Kam Ho was so different from his elder brother, Kam Shan, they were night and day. He was just over a month old, but he seemed to be brooding about something all the time.

Six Fingers sat at her dressing table and began to brush her hair.

It was long and thick and spilled in an untidy dark mass over her shoulders and down her back. Not that anyone else ever saw her hair like this— only Ah-Fat. Six Fingers always wore it combed into a bun. She took bone comb, dipped it in hair oil and began slowly to pull it through her hair. Then she plaited it tightly and wound it into a thick bun at the nape of her neck. The village women usually used water in which tung-tree wood shavings had been steeped to dress their hair, but Six Fingers had Luk Mui brand hair oil which Ah-Fat bought her in Hong Kong. It was made by a Dutch company and had a faint flowery fragrance. She fastened a red felt flower onto one side of the bun and looked in the mirror. Her face shone back at her in the silvered glass. She put the mirror away, opened a small drawer in the dressing table and took out a finely carved sandalwood
box. It had a brass ring fastening the two halves together and looked like the sort of box a wealthy lady might keep her jewellery in.

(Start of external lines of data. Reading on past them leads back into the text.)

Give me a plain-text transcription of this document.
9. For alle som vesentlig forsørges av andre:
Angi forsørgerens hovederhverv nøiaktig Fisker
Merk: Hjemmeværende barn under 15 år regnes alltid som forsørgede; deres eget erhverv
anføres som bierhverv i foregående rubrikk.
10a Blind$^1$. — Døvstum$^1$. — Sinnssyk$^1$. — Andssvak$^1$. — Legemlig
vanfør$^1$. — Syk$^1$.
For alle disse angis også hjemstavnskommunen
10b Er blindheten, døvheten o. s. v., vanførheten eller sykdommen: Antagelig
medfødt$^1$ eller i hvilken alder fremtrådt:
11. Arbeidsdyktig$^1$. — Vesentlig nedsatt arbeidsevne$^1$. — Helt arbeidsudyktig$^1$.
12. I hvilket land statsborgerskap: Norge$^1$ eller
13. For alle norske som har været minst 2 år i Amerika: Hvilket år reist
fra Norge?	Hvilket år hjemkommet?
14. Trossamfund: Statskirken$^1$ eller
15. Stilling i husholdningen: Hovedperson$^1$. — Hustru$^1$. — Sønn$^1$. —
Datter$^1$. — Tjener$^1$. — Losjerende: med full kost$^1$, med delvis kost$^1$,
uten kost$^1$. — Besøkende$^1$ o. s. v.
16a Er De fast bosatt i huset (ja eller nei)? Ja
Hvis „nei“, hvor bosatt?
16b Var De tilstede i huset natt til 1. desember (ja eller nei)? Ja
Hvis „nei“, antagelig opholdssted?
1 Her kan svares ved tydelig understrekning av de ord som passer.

Six Fingers gave the ring a little twist and opened it to reveal a stack of closely written sheets of paper. In the box she carefully hoarded all the letters Ah-Fat had ever written to her. The one on top dated from more than a year ago. Ah-Fat had written it just before boarding the steamship to come home. He had stayed a whole year this time and had gone back last market day. He would still be on his way back to Gold Mountain and she could not expect another letter from him for another two or three months. She opened his last letter and read it again. She had folded and refolded it so many times that it had begun to fray at the folds. She could recite by heart what it said. When she got to the words “after so many years apart, my heart flies back like an arrow, and all I desire is to rest in the arms of my beloved,” her face grew hot. She was secretly thankful that her mother-in-law could not read. Every letter from Ah-Fat had parts meant only for her. She skipped over them when she read the letters aloud to Mrs. Mak.

On his return this time, Ah-Fat had raised enough money to pay the head tax and his original intention had been to take Six Fingers and Kam Shan back with him. He went to ask his mother's permission. What Mrs. Mak's response was, Ah-Fat never said. Six Fingers saw Ah-Fat coming out of his mother's room with a face like a thundercloud. He never mentioned his plan again.

So Six Fingers thought she would write and ask Ah-Fat what he was going to do. If the post was fast, the letter might even get to Gold Mountain before Ah-Fat himself. She laid out a sheet of writing paper, carefully ground the ink in the ink stone, smoothed the wolf-hair brush and had just written the words “My dear husband” when she felt a gush of milk soak the front of her jacket. Kam Ho's birth had been quite different from Kam Shan's. He had popped out with hardly any effort at all on her part, as easy as a hen laying an egg. In fact, he was already halfway into the world by the time Ah-Choi got back with the midwife. Ah-Fat had hired an old woman whose sole job was to attend to her during the month after the birth. Three meals a day, with generous helpings of chicken, duck and fish had given her a plentiful supply of milk, enough to feed three Kam Hos and still have some left over.